兵庫県勢対決となった一戦は、三菱重工神戸・高砂(高砂市)が、日本製鉄広畑(姫路市)を6-1で下し、近畿勢一番乗りで6年連続36回目の都市対抗出場を決めた。

ベテランの1発が試合を動かした。1-1の3回無死二、三塁からチーム最年長32歳、4番津野祐貴内野手(日体大)が「相手投手の一番良い球を狙った」とチェンジアップを捉え、勝ち越し3ランを右越えへ放った。これが決勝点となり、富光男監督(60)も「1点取って津野が1発で仕留めてくれた。序盤に点を取ってくれたらと。理想的な展開」と手放しで喜んだ。

「ベテランは使う方針」という指揮官の期待に応える活躍。今季3年ぶりに4番を務める津野は「若い選手が活躍するので負けたくない気持ちでやっています」とここ一番で意地を見せた。
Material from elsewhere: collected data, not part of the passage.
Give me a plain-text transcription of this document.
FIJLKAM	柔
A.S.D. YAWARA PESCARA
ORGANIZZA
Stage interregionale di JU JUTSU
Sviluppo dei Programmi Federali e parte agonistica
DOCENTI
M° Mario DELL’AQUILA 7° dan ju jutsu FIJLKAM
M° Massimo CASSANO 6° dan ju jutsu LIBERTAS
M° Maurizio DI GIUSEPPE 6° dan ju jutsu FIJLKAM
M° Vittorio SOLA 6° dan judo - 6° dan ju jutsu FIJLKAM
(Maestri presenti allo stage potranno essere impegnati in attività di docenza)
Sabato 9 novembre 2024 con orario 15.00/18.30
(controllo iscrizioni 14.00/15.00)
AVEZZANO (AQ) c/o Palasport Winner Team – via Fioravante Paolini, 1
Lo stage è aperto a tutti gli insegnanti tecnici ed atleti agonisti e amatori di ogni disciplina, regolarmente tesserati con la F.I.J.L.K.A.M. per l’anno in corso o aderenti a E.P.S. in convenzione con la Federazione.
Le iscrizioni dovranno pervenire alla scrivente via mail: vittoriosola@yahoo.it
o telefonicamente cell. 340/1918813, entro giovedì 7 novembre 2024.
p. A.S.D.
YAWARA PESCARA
新チームが始動した昨年11月からはコーチを兼務している。「教える中で、自分の状態を再確認できたり、良い影響がある」。自身の中で「指導7割、プレー3割」の力加減で、チームの底上げにも注力してきた。「(試合に)出るからにはしっかりやらないといけない」と、勝ち越し弾は指導経験のたまものでもあった。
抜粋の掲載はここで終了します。